Dissolution du Parlement, départ de Bouteflika

les discordes minent de l’intérieur le régime algérien



Jamais, au grand jamais, le régime algérien n’a été aussi divisé de l’intérieur. La solidité du sérail algérien est en train de s’effriter d’une semaine à une autre et plusieurs désaccords empêchent les diverses composantes politiques du système politique de trouver des solutions à proposer à la rue. 

Selon nos sources, il demeure très difficile de trouver un consensus autour des réponses qu’il faut apporter aux revendications du peuple algérien qui, chaque vendredi, crie sa colère et son désir de changement. La feuille de route proposée par Bouteflika pour une période de transition nationale comprenant de prochaines élections présidentielles est en train de battre de l’aile. Ni le FLN ni le RND n’arrivent à défendre cette feuille de route auprès de l’opinion publique nationale. Pis encore, ces deux grandes parties s’effondrent petit à petit et leurs militants quittent les bancs pour rejoindre les manifestations anti-pouvoir.

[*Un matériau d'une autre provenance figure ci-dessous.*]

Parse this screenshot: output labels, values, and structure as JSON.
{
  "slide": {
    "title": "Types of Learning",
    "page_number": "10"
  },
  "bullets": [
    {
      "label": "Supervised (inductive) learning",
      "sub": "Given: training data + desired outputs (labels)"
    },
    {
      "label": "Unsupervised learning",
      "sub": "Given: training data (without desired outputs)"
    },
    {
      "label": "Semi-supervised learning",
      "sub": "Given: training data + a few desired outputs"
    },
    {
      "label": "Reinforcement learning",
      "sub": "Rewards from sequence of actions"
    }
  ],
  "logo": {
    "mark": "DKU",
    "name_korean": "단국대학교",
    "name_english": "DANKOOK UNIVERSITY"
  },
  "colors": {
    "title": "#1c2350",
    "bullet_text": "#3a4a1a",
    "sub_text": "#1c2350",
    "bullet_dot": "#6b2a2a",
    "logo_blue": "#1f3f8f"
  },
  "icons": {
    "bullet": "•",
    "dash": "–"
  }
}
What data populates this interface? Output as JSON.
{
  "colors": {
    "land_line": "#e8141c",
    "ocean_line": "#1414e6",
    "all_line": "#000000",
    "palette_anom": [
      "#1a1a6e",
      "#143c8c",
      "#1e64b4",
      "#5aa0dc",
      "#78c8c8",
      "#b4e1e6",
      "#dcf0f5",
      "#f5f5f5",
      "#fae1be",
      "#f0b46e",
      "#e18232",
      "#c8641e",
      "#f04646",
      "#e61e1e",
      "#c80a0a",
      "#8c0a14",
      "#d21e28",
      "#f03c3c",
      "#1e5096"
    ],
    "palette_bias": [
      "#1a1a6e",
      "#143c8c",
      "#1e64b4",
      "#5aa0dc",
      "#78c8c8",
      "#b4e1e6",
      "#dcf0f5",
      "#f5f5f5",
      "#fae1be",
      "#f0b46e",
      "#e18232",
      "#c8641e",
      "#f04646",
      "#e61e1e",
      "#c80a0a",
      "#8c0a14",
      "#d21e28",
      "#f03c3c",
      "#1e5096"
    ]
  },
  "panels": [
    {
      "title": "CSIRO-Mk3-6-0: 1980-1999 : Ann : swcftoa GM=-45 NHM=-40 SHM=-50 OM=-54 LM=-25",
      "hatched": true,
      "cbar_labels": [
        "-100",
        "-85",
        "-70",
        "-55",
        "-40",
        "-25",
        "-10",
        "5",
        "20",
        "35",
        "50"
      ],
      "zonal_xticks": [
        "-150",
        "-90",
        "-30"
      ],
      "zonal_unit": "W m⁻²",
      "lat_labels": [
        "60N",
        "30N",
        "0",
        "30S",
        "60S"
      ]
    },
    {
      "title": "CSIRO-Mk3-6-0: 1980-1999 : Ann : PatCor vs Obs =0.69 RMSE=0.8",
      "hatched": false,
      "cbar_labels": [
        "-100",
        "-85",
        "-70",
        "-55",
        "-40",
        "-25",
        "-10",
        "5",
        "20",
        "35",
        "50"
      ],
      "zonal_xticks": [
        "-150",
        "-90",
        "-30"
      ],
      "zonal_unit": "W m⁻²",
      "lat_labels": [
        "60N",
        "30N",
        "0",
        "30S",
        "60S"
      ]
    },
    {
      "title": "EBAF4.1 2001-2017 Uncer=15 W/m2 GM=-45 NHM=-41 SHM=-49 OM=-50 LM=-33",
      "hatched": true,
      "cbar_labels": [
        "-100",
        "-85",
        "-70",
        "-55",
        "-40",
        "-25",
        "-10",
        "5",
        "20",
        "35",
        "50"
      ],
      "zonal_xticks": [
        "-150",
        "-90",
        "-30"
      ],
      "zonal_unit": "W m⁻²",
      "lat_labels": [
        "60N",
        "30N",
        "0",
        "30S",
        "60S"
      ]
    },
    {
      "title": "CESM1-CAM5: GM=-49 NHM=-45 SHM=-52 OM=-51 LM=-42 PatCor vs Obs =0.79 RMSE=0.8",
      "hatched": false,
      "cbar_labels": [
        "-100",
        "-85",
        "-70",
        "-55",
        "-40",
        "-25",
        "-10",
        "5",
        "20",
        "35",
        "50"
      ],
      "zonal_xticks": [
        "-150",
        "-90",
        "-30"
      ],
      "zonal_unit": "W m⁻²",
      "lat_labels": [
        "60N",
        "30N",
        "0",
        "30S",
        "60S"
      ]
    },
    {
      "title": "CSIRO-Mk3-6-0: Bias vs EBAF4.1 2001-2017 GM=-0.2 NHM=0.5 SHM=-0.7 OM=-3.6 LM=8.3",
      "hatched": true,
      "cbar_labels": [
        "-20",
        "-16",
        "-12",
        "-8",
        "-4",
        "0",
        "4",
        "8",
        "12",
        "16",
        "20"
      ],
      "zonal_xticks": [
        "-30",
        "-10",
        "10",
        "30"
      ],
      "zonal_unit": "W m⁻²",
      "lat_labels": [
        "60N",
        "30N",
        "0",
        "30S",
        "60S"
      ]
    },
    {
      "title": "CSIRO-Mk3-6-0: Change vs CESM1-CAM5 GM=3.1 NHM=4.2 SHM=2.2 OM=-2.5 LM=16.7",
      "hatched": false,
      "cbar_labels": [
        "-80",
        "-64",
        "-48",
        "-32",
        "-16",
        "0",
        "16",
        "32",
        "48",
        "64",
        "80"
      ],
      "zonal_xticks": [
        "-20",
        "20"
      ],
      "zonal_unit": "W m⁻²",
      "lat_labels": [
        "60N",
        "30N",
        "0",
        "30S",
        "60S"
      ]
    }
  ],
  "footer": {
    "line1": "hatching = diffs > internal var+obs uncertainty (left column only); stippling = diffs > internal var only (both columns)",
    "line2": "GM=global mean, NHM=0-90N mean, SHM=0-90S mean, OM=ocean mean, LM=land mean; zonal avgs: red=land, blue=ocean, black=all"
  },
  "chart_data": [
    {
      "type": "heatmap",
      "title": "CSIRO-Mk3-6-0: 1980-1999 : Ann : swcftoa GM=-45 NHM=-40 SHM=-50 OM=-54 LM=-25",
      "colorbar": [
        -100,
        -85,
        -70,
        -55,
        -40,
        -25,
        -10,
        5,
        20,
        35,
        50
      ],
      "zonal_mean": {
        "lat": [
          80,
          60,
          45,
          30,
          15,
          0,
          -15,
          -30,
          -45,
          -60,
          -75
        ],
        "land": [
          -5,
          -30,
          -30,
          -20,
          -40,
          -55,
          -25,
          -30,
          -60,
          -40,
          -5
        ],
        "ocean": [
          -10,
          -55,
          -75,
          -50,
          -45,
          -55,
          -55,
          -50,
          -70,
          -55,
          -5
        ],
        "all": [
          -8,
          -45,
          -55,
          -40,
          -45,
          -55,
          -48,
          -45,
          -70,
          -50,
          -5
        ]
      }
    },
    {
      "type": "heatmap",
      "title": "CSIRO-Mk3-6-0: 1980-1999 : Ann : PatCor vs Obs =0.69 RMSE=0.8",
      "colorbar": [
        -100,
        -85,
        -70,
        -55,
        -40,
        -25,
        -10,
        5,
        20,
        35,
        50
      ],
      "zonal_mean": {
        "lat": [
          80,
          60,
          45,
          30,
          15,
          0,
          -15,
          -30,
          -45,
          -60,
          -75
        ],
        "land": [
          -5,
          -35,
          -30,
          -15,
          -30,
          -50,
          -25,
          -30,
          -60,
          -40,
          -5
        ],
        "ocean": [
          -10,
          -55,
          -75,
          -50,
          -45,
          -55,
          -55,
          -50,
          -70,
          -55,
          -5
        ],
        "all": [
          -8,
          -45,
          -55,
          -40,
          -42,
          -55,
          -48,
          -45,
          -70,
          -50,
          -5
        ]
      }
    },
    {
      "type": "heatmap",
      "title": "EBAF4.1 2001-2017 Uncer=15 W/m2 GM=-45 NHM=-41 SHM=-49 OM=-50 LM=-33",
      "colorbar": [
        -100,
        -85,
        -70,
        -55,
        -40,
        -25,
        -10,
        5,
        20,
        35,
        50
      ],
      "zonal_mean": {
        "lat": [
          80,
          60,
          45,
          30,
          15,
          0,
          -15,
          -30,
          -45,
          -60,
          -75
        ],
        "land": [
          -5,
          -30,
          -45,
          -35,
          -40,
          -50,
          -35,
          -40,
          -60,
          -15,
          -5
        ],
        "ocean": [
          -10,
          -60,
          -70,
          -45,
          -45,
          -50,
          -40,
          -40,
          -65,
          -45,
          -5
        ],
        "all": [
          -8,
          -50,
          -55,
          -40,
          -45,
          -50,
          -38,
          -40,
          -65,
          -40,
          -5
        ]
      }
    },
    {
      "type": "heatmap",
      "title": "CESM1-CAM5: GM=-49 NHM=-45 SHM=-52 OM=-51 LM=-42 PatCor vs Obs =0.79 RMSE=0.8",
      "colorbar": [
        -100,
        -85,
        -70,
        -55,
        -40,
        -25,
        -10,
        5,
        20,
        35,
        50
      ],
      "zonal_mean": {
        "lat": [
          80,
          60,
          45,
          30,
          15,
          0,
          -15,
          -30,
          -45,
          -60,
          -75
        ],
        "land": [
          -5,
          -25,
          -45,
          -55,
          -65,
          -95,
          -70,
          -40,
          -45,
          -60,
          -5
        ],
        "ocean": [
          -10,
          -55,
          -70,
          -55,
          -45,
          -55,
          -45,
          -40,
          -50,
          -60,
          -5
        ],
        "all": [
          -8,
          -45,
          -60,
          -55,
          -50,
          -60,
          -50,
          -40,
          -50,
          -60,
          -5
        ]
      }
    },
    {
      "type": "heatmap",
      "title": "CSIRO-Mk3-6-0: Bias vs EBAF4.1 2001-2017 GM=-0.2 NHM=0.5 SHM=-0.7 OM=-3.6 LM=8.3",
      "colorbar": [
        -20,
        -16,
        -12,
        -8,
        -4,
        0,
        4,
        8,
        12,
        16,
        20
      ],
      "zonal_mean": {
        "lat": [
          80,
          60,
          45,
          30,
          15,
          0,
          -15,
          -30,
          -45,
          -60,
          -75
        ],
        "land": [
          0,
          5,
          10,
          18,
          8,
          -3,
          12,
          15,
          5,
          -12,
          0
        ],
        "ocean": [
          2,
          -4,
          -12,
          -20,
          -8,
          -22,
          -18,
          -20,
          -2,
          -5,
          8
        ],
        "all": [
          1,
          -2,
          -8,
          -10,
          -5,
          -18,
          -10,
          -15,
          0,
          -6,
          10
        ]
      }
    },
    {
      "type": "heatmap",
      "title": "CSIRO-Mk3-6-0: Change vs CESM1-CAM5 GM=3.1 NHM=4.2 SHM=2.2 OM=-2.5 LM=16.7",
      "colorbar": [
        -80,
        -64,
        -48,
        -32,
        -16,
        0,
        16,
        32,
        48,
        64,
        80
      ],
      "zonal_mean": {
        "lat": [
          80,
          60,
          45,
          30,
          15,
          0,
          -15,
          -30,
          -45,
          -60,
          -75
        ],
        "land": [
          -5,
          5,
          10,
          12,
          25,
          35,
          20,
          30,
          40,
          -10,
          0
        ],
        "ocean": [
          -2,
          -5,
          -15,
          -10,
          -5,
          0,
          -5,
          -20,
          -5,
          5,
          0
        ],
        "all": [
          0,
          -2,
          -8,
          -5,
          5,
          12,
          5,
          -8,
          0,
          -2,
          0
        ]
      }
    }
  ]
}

Les organisations de masse comme l’UGTA et les autres associations satellitaires naguère dévouées pour le régime sont en pleine perte de vitesse et les dissidences sont très nombreuses. En clair, le régime algérien est isolé à l’intérieur du pays. Et le pays se dirige presque entièrement vers la paralysie si aucune solution convenable à la rue n’est proposée ou mise en oeuvre.

Seuls Lakhdar Brahimi et Ramtane Lamamra tentent de sauver la face avec leur activisme diplomatique. Lamamra réussit dans sa tâche et fait toujours patienter les grandes puissances en leur promettant des avancées notables. Mais Lakhdar Brahimi est éclaboussé par les critiques et le désaveu de la rue.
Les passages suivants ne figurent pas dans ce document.